Qu’il s’agisse de la réalité ou de mon voisin, ce que je reconnais implique une association avec du passé. Une expérience dite spirituelle est la réponse du passé à mon angoisse, à ma douleur, à ma peur, à mon espérance. Cette réponse est la projection d’une compensation à un état misérable. Ma conscience projette le contraire de ce qu’elle est, parce que je suis persuadé que ce contraire exalté et heureux est une réalité consolante. Ainsi, ma foi catholique ou bouddhiste construit et projette l’image de la Vierge ou du Bouddha, et ces fabrications éveillent une émotion intense dans ces mêmes couches de conscience inexplorées qui, l’ayant fabriquée sans le savoir, la prennent pour la réalité. Les symboles, ou les mots, deviennent plus importants que la réalité. Ils s’installent en tant que mémoire dans une conscience qui dit : « Je sais, car j’ai eu une expérience spirituelle. » Alors les mots et le conditionnement se vita- lisent mutuellement dans le cercle vicieux d’un circuit fermé.

Carlos Suarès : Récapitulons. Tant qu’existe dans la conscience un conflit, quel qu’il soit, il n’y a pas mutation. Tant que domine sur nos pensées l’autorité de l’Église ou de l’État, il n’y a pas mutation. Tant que notre expérience personnelle s’érige en autorité intérieure, il n’y a pas mutation. Tant que l’éducation, le milieu social, la tradition, la culture, bref notre civilisation, avec tous ses rouages, nous conditionne, il n ’y a pas mutation. Tant qu’il y a adaptation, il n’y a pas mutation. Tant qu’il y a évasion, de quelque nature qu’elle soit, il n’y a pas mutation. Tant queje m’efforce vers une ascèse, tant que je crois à une révélation, tant que j’ai un idéal quel qu’il soit, il n’y a pas mutation. Tant que je cherche à me connaître en m’analysant psychologiquement, il n’y a pas mutation. Tant qu’il y a effort vers une mutation, il n’y a pas mutation.
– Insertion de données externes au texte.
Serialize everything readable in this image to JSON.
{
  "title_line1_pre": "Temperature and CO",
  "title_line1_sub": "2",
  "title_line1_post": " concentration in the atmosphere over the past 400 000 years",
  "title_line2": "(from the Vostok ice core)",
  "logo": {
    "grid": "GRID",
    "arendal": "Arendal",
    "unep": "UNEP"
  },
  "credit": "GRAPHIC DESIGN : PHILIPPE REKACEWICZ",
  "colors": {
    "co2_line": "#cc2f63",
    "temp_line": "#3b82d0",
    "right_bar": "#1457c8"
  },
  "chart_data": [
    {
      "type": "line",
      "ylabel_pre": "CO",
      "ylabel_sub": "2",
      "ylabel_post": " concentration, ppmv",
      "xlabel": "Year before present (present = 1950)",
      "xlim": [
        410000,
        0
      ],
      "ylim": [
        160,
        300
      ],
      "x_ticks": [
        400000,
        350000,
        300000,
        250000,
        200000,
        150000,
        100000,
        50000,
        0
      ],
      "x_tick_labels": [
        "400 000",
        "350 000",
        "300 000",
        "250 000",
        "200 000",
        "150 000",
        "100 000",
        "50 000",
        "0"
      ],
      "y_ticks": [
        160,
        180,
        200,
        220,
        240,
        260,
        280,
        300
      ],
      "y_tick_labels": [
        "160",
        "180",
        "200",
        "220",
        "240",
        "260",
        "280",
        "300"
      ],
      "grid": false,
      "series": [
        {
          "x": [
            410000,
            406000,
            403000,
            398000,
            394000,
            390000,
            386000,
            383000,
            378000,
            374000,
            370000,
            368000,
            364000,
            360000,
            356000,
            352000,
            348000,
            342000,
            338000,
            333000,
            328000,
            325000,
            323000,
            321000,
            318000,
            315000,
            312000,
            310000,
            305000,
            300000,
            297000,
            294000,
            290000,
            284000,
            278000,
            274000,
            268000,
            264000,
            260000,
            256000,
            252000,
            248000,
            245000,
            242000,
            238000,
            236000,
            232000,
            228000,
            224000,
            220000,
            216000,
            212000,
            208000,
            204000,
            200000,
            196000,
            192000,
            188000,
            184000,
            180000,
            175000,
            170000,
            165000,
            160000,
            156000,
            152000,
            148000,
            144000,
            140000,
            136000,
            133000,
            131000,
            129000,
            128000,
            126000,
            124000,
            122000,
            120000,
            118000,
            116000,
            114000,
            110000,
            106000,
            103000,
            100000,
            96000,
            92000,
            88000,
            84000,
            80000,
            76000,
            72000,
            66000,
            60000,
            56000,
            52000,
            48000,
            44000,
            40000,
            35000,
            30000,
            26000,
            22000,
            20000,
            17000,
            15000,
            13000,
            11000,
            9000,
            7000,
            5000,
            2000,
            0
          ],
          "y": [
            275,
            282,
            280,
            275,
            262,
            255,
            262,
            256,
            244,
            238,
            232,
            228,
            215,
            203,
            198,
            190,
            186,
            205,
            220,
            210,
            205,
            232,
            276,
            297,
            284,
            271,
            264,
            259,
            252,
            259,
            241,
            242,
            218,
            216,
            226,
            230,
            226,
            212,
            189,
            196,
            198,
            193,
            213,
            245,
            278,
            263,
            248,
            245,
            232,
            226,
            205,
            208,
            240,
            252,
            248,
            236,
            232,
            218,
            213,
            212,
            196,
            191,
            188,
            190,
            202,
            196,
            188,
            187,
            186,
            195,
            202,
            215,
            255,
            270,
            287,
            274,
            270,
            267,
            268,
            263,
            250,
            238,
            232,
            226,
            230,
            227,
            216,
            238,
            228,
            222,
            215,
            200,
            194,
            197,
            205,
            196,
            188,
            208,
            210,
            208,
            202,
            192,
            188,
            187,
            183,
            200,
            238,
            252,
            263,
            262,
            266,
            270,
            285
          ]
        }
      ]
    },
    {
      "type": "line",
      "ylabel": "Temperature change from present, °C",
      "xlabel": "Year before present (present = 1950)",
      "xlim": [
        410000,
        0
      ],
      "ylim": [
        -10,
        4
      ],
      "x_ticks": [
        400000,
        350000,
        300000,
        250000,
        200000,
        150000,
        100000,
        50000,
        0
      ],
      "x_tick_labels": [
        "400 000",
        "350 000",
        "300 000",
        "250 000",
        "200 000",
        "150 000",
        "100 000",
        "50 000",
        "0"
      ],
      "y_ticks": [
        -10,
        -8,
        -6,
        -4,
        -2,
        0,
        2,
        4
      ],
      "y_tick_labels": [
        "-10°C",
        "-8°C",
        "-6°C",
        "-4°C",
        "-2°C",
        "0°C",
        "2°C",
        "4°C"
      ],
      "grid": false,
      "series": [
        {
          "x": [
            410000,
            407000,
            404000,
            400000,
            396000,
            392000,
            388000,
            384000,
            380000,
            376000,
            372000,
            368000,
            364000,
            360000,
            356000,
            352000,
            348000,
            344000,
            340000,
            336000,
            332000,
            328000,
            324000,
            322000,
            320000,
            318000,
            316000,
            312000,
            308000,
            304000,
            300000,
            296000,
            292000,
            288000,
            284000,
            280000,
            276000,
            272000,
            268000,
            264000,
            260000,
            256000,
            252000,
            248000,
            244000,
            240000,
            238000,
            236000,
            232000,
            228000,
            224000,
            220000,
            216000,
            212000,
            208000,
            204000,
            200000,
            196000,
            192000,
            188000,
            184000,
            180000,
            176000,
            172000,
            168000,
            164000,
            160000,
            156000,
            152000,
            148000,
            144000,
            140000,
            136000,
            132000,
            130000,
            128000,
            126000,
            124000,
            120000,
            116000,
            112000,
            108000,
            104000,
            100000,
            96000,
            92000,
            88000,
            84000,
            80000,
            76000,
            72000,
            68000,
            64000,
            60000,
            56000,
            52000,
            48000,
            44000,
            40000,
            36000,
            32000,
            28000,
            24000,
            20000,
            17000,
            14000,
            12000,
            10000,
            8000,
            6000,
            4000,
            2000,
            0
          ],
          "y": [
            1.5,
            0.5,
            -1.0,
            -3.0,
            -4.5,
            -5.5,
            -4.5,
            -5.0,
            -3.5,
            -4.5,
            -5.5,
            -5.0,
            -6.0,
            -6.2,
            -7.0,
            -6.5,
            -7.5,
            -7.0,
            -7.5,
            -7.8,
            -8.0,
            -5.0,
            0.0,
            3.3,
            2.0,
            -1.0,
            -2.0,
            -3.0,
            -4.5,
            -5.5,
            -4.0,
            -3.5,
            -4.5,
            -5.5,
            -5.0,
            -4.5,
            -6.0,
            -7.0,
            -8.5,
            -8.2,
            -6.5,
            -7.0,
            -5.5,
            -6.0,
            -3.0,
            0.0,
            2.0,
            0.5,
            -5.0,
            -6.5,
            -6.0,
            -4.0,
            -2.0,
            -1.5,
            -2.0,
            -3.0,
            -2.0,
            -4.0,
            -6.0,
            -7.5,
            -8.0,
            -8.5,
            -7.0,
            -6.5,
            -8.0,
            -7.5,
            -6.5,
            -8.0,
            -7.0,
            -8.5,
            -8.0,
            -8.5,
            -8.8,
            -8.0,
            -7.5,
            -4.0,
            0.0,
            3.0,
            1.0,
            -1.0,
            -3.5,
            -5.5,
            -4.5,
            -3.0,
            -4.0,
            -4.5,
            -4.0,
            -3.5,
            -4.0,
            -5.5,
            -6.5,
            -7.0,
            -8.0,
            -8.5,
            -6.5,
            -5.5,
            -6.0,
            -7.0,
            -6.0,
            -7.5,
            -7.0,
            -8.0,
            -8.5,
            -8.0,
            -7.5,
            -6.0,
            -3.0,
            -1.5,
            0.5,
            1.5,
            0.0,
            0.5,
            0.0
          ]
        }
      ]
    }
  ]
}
Tant qu’il y a image, symbole, ou des idées, ou même des mots, il n’y a pas mutation. En ai-je assez dit ? Non pas. Car, parvenu à ce point, je ne peux qu’être amené à ajouter : tant qu’il y a pensée, il n’y a pas mutation.
Krishnamurti : C’est exact.
Carlos Suarès : Alors, qu’est-ce que cette mutation dont vous parlez tout le temps ?
Krishnamurti : C’est une explosion totale à l’intérieur des couches inexplorées de la conscience, une explosion dans le germe ou, si vous voulez, dans la racine du conditionnement, une destruction de la durée.
Carlos Suarès : Mais la vie même est conditionnement. Comment peut-on détruire la durée et ne pas détruire la vie elle-même ?

Krishnamurti : Mourez à la Durée. Mourez à la conception total du Temps : au passé, au présent et au futur. Mourez aux systèmes, mourez aux symboles, mourez aux mots, car ce sont des facteurs de décomposition. Mourez à votre psychisme car c’est lui qui fabrique le Temps psychologique.